Cette fable, écrite par l’auteur de science-fiction polonais Stanisłas Lem, est parue en 1981 dans The Mind’s I, une anthologie de réflexions sur l’intelligence artificielle. Recueil que Will Wright, créateur de SimCity et fondateur de l’empire des Sims, a lu. Dans les nombreuses interviews qu’il a accordées, Wright cite sa rencontre avec ce conte comme une inspiration de SimCity.

Lancé en 1989 par le développeur de jeux vidéos Maxis, alors indépendant, SimCity était un coup de poker. Personne n’aurait parié qu’on puisse passer son temps sur un simulateur de développement urbain – a fortiori sans objectif clair. Le jeu n’est effectivement pas fondé sur une histoire, mais sur un système managérial. Vous ne pouvez ni gagner ni perdre.

Le scénario, s’il en existe un, est produit par la capacité du joueur à modeler la ville dans sa propre tête. Pour qui sait lire et écrire, en une heure de temps, on peut fonder une ville : les outils sont intuitifs, le graphisme attractif. Dans la dernière version du jeu, pour commencer, il suffit de tracer des routes, délimiter les zones industrielles, résidentielles et commerciales de la ville, puis édifier quelques immeubles.

Cependant, pour y jouer correctement, vous devez adopter l’état d’esprit du jeu. Dans Mario, vous sautez. Dans SimCity, vous anticipez. Vous essayez de prévoir une série de phénomènes sociaux complexes sur le point d’advenir. Vous optimisez, vous maximisez, vous extrapolez à distance – aucune coordination œil-main n’est nécessaire. Vous incarnez, par essence, l’esprit de l’industrie urbaine.

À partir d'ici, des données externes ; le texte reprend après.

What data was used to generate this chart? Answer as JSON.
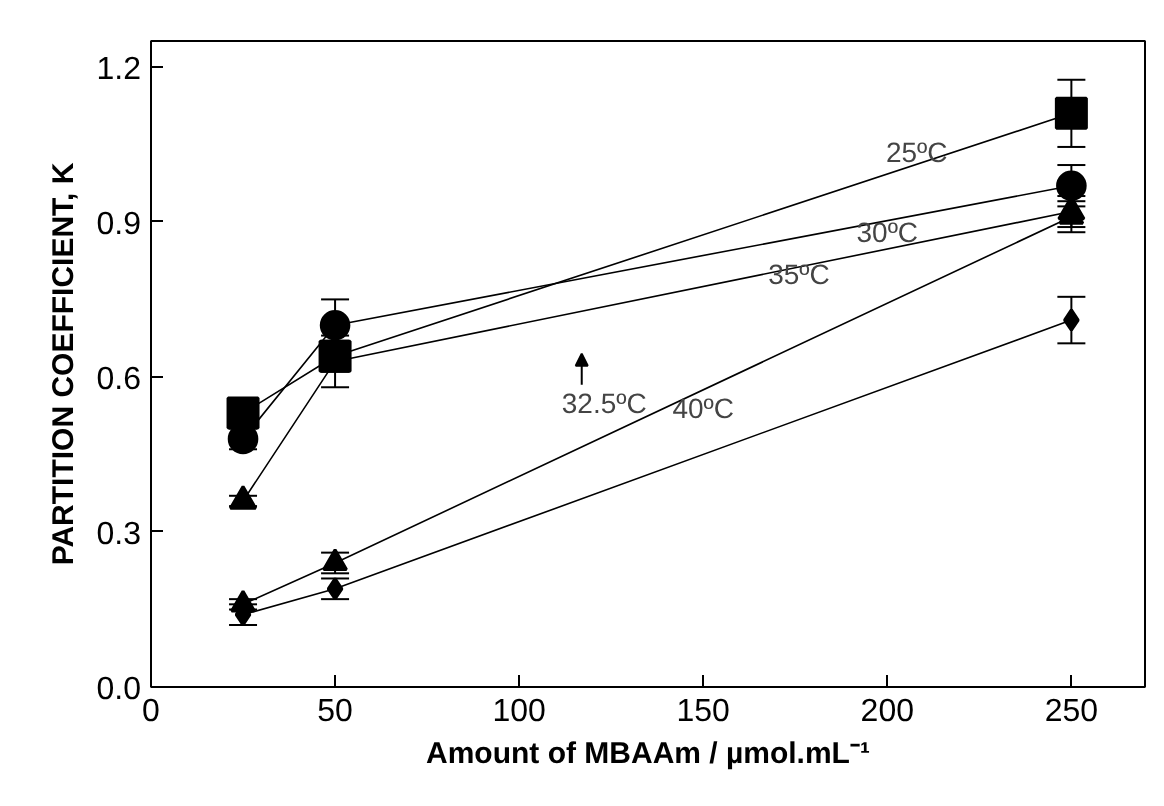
{
  "chart_data": {
    "type": "line",
    "xlabel": "Amount of MBAAm / µmol.mL⁻¹",
    "ylabel": "PARTITION COEFFICIENT, K",
    "x": [
      25,
      50,
      250
    ],
    "series": [
      {
        "color": "#000000",
        "marker": "square",
        "values": [
          0.53,
          0.64,
          1.11
        ],
        "errors": [
          0.02,
          0.03,
          0.065
        ]
      },
      {
        "color": "#000000",
        "marker": "circle",
        "values": [
          0.48,
          0.7,
          0.97
        ],
        "errors": [
          0.02,
          0.05,
          0.04
        ]
      },
      {
        "color": "#000000",
        "marker": "triangle",
        "values": [
          0.36,
          0.63,
          0.92
        ],
        "errors": [
          0.01,
          0.05,
          0.03
        ]
      },
      {
        "color": "#000000",
        "marker": "triangle",
        "values": [
          0.16,
          0.24,
          0.91
        ],
        "errors": [
          0.01,
          0.02,
          0.03
        ]
      },
      {
        "color": "#000000",
        "marker": "diamond",
        "values": [
          0.14,
          0.19,
          0.71
        ],
        "errors": [
          0.02,
          0.02,
          0.045
        ]
      }
    ],
    "annotations": [
      "25ºC",
      "30ºC",
      "32.5ºC",
      "35ºC",
      "40ºC"
    ],
    "xlim": [
      0,
      270
    ],
    "xticks": [
      0,
      50,
      100,
      150,
      200,
      250
    ],
    "ylim": [
      0,
      1.25
    ],
    "yticks": [
      {
        "value": 0,
        "label": "0.0"
      },
      {
        "value": 0.3,
        "label": "0.3"
      },
      {
        "value": 0.6,
        "label": "0.6"
      },
      {
        "value": 0.9,
        "label": "0.9"
      },
      {
        "value": 1.2,
        "label": "1.2"
      }
    ],
    "grid": false
  }
}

Dans un portrait de Wright publié par le New Yorker, le co-fondateur de Maxis, Jeff Braun, se souvient de la première fois où l’idée du jeu lui a été soumise. Wright et Braun s’étaient rencontrés lors d’une fête à Alameda en Californie, autour d’une pizza. Braun explique : « Will m’a montré le jeu et m’a dit : “Personne ne l’aime, car il est impossible de gagner.” Moi, j’ai adoré. J’ai entrevu un public de mégalomaniaques désirant contrôler le monde. »

Il s’avère que Braun avait raison : le jeu a été un franc succès. Il a inauguré un nouvel âge d’or du jeu sur ordinateur et a été, jusqu’à récemment, la franchise informatique la plus vendue de tous les temps. En tant que pionnier de la simulation dans les jeux sur ordinateur, et en proposant ces distractions à des profils inédits de joueurs, le jeu a inspiré une nouvelle génération de planificateurs urbains, d’architectes et de théoriciens sociaux.

Simulation d’un concours urbanisme virtuel, La ville de Clichy la Garenne

Modélisation d’architectes pour Clichy-la-Garenne

 

Micropolis

En partant de ces simulations et de la logique du jeu, nous pourrions résumer les principes de la conception urbaine. Alors que nos villes semblent imprévisibles, chaotiques et incroyablement complexes, SimCity domestique cette incertitude en un paysage gérable. Il nous propose une micropolis (le titre original) comme modèle. Il représente les villes non pas comme elles sont, mais comme elles pourraient être : réglées, optimisées, contrôlées.

Cette vision devient rapidement notre réalité. La manière de pensée « en simulation » du jeu a restructuré la façon dont nous interagissons avec la politique et entre nous, avec notre travail et notre loisir – en résumé, avec notre espace social. Les villes dites « intelligentes » (smart cities) ont déjà commencé à utiliser ses techniques alors que la Silicon Valley – le foyer de Wright, mais aussi de Cisco et de Microsoft – entre dans le marché de la construction.

SimCity est à la fois une archive de ces villes à venir et un moteur de leur logique algorithmique. Alors, que peut nous dire ce jeu – un fantasme de la conscience urbaine expérimenté par des millions de personnes – sur les villes ludiques, flexibles et lisses du futur ?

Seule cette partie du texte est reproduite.